Hey guys,

I’m still kind of new to CUDA. But basically, I need the 3x3 inverse of a matrix of floats. I figured the easiest and fastest way to do this would be to brute force it. This way I’m not doing any LU stuff. I actually forgot the real name of it. Is it a left upper diagonalization? Either way, that is only good for large matrices when what I’m doing is a million 3x3 inverses instead of one inverse on a million by million array.

So, points are stored like this :

It is also worth noting that all points are stored in one contiguous array, created by CudaMalloc().

```
struct point
{
union
{
float p[3];
struct { float x, y, z; };
};
};
```

And these are held in a tetrahedron by :

```
struct tetra
{
int p[4]; // vertices
/* ... */
};
```

And here’s how I brute-force the 3x3 inverse :

```
__device__
inline float two_by_two_determinant(float *m )
{
return m[0] * m[3] - m[1] * m[2];
}
__device__
inline float three_by_three_determinant(float *m)
{
float u[4] = { m[4], m[5], m[7], m[8] };
float v[4] = { m[3], m[5], m[6], m[8] };
float w[4] = { m[3], m[4], m[6], m[7] };
return m[0] * two_by_two_determinant(u) -
m[1] * two_by_two_determinant(v) +
m[2] * two_by_two_determinant(w);
}
__device__
void three_by_three_inverse(float *m)
{
float a0[4] = { m[4], m[5], m[7], m[8] };
float a1[4] = { m[2], m[1], m[8], m[7] };
float a2[4] = { m[1], m[2], m[4], m[5] };
float a3[4] = { m[5], m[3], m[8], m[6] };
float a4[4] = { m[0], m[2], m[6], m[8] };
float a5[4] = { m[2], m[0], m[5], m[3] };
float a6[4] = { m[3], m[4], m[6], m[7] };
float a7[4] = { m[1], m[0], m[7], m[6] };
float a8[4] = { m[0], m[1], m[3], m[4] };
float divisor = 1 / three_by_three_determinant(m);
float n[9] = { two_by_two_determinant(a0),
two_by_two_determinant(a1),
two_by_two_determinant(a2),
two_by_two_determinant(a3),
two_by_two_determinant(a4),
two_by_two_determinant(a5),
two_by_two_determinant(a6),
two_by_two_determinant(a7),
two_by_two_determinant(a8)
};
#pragma unroll
for (int i = 0; i < 9; ++i)
{
m[i] = n[i] * divisor;
}
}
```

This function is called with something like this :

```
__device__
int contain_test(tetra *t, point *points, int pid)
{
float *a = (points + t->p[0])->p;
float *b = (points + t->p[1])->p;
float *c = (points + t->p[2])->p;
float *d = (points + t->p[3])->p;
float *e = (points + pid)->p;
float A[9] = { 0 };
float u[3] = { b[0] - a[0], b[1] - a[1], b[2] - a[2] };
float v[3] = { c[0] - a[0], c[1] - a[1], c[2] - a[2] };
float w[3] = { d[0] - a[0], d[1] - a[1], d[2] - a[2] };
for (int j = 0; j < 3; ++j)
{
int offset = 3 * j;
A[offset + 0] = u[j];
A[offset + 1] = v[j];
A[offset + 2] = w[j];
}
three_by_three_inverse(A);
/* .. */
}
This is called by the global function :
[code]
__global__
void compute_distance(point *points, tetra *mesh, int *pa, int *ta, float *dist, int n, PredicateInfo *preds)
{
int i = threadIdx.x + blockIdx.x * blockDim.x;
if (i >= n)
return;
if (pa[i] < 0 )
return;
tetra *t = mesh + ta[i];
//print_tetra(t);
if (contain_test(t, points, pa[i]))
{
/* ... */
```

I think everything was stored successfully in a row-major order but I’m not entirely sure. Seems like it worked.

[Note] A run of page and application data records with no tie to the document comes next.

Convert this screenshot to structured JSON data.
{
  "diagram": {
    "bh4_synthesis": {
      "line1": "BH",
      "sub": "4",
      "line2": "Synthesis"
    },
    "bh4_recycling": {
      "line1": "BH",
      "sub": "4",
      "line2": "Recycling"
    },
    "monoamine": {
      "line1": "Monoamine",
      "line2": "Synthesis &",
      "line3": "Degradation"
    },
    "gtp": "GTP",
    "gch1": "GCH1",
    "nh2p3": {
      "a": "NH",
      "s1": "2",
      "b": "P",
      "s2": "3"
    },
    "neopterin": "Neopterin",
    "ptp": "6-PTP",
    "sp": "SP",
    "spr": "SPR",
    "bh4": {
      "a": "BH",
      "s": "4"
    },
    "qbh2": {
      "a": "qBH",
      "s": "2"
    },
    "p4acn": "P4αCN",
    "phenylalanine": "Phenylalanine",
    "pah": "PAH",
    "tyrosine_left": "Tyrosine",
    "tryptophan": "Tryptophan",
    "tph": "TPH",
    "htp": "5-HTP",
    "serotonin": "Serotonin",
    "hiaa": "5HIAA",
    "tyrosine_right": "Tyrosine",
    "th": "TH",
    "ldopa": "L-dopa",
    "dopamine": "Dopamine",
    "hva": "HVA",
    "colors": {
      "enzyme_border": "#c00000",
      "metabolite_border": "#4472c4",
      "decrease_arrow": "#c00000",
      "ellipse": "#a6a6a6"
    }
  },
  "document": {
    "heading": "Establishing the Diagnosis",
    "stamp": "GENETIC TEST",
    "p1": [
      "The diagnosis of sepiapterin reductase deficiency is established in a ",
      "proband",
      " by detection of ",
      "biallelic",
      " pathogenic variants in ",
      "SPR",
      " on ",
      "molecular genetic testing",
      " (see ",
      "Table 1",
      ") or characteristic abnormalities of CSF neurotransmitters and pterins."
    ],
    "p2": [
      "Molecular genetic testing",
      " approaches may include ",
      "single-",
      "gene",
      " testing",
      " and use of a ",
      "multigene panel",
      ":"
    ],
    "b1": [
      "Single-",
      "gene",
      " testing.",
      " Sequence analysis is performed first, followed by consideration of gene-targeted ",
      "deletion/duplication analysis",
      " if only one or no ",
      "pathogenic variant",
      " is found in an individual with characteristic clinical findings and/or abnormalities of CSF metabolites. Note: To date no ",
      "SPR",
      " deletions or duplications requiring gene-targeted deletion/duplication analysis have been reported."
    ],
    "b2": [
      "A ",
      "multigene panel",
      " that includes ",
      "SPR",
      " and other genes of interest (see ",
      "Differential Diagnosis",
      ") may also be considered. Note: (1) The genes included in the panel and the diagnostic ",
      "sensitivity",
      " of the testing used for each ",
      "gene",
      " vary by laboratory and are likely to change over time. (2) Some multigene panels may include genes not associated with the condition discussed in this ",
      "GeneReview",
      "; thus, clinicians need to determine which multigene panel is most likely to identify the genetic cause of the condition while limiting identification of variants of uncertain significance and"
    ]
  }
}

But I’m just curious, how do I approach optimizing something like this? I hope what I posted wasn’t too long. But I think this might be a serious bottleneck for me just due to how man reads I have.

The thing is, the memory accesses can be totally random so I’m not sure if I can coalesce anything unless by sheer dumb luck.

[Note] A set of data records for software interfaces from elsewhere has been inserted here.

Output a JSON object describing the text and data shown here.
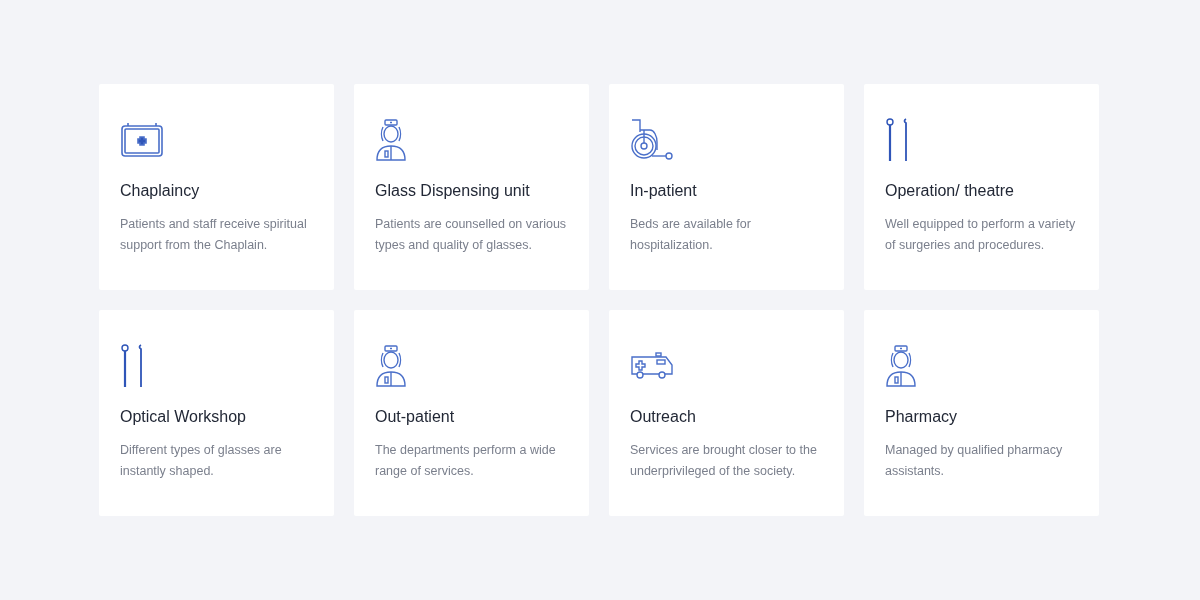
{
  "services": [
    {
      "kind": "kit",
      "title": "Chaplaincy",
      "description": "Patients and staff receive spiritual support from the Chaplain."
    },
    {
      "kind": "nurse",
      "title": "Glass Dispensing unit",
      "description": "Patients are counselled on various types and quality of glasses."
    },
    {
      "kind": "wheelchair",
      "title": "In-patient",
      "description": "Beds are available for hospitalization."
    },
    {
      "kind": "tools",
      "title": "Operation/ theatre",
      "description": "Well equipped to perform a variety of surgeries and procedures."
    },
    {
      "kind": "tools",
      "title": "Optical Workshop",
      "description": "Different types of glasses are instantly shaped."
    },
    {
      "kind": "nurse",
      "title": "Out-patient",
      "description": "The departments perform a wide range of services."
    },
    {
      "kind": "ambulance",
      "title": "Outreach",
      "description": "Services are brought closer to the underprivileged of the society."
    },
    {
      "kind": "nurse",
      "title": "Pharmacy",
      "description": "Managed by qualified pharmacy assistants."
    }
  ]
}
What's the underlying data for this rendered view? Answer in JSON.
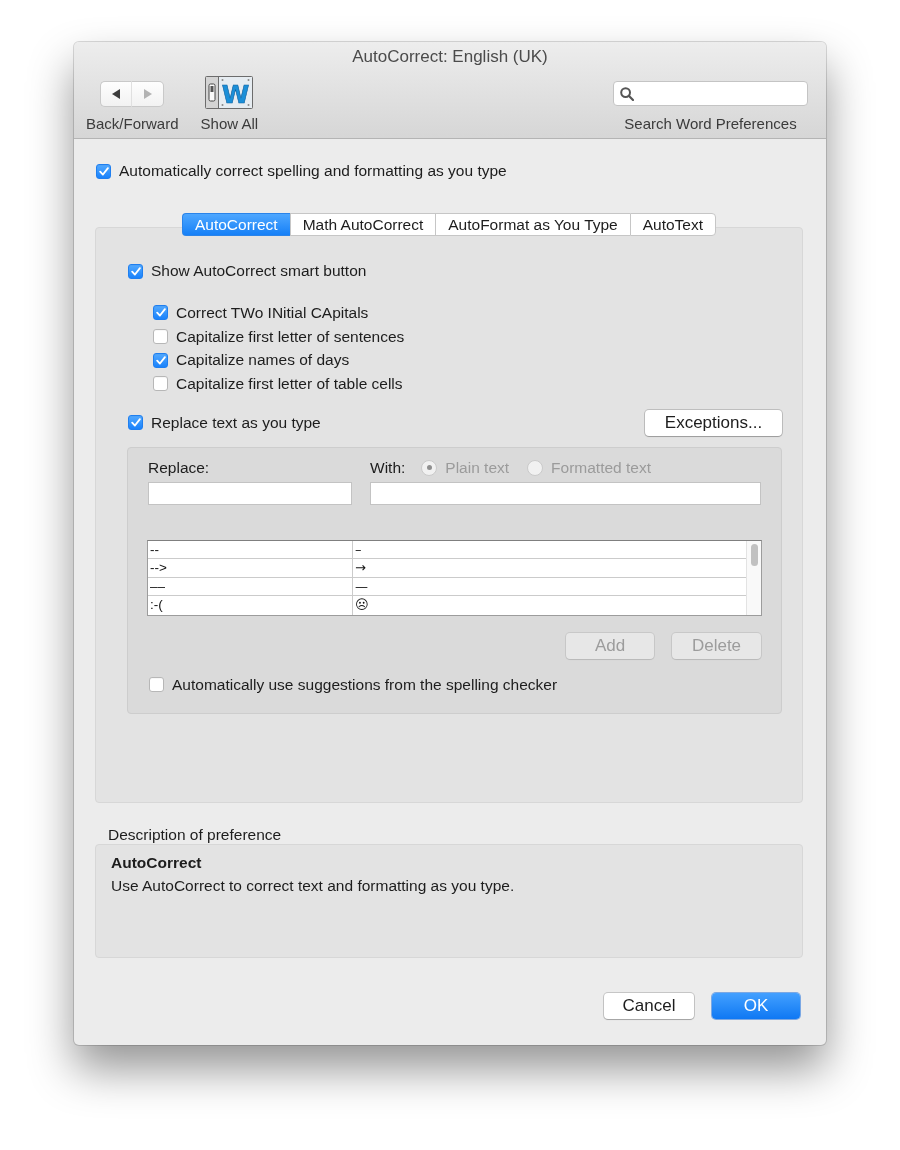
{
  "window": {
    "title": "AutoCorrect: English (UK)"
  },
  "toolbar": {
    "navigation": {
      "label": "Back/Forward",
      "buttons": [
        {
          "kind": "back",
          "disabled": false
        },
        {
          "kind": "forward",
          "disabled": true
        }
      ]
    },
    "show_all": {
      "label": "Show All",
      "icon_letter": "W"
    },
    "search": {
      "label": "Search Word Preferences"
    }
  },
  "autocorrect_enabled": {
    "label": "Automatically correct spelling and formatting as you type",
    "checked": true
  },
  "tabs": [
    {
      "label": "AutoCorrect",
      "selected": true
    },
    {
      "label": "Math AutoCorrect",
      "selected": false
    },
    {
      "label": "AutoFormat as You Type",
      "selected": false
    },
    {
      "label": "AutoText",
      "selected": false
    }
  ],
  "autocorrect": {
    "smart_button": {
      "label": "Show AutoCorrect smart button",
      "checked": true
    },
    "capitalization": [
      {
        "label": "Correct TWo INitial CApitals",
        "checked": true
      },
      {
        "label": "Capitalize first letter of sentences",
        "checked": false
      },
      {
        "label": "Capitalize names of days",
        "checked": true
      },
      {
        "label": "Capitalize first letter of table cells",
        "checked": false
      }
    ],
    "replace_text": {
      "label": "Replace text as you type",
      "checked": true
    },
    "exceptions_button": {
      "label": "Exceptions..."
    },
    "replace_panel": {
      "replace_label": "Replace:",
      "with_label": "With:",
      "format_disabled": true,
      "format_options": [
        {
          "label": "Plain text",
          "selected": true
        },
        {
          "label": "Formatted text",
          "selected": false
        }
      ],
      "entries": [
        {
          "replace": "--",
          "with": "–"
        },
        {
          "replace": "-->",
          "with": "→"
        },
        {
          "replace": "––",
          "with": "—"
        },
        {
          "replace": ":-(",
          "with": "☹"
        }
      ],
      "buttons": [
        {
          "label": "Add",
          "disabled": true
        },
        {
          "label": "Delete",
          "disabled": true
        }
      ],
      "use_suggestions": {
        "label": "Automatically use suggestions from the spelling checker",
        "checked": false
      }
    }
  },
  "description": {
    "heading": "Description of preference",
    "title": "AutoCorrect",
    "text": "Use AutoCorrect to correct text and formatting as you type."
  },
  "buttons": [
    {
      "label": "Cancel",
      "kind": "secondary"
    },
    {
      "label": "OK",
      "kind": "primary"
    }
  ]
}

I think shared memory might be a possibility but I’m not sure how to fill the block. I know I can swap shared block size and on-board cache memory so I think I might get a good performance boost there. If I did use shared memory, I’d most likely have to write an attached memory manager and I could very easily use the built-in one by swapping the size of the spaces.

I’ve heard textures were a thing. Is this one of those things where it might come in handy?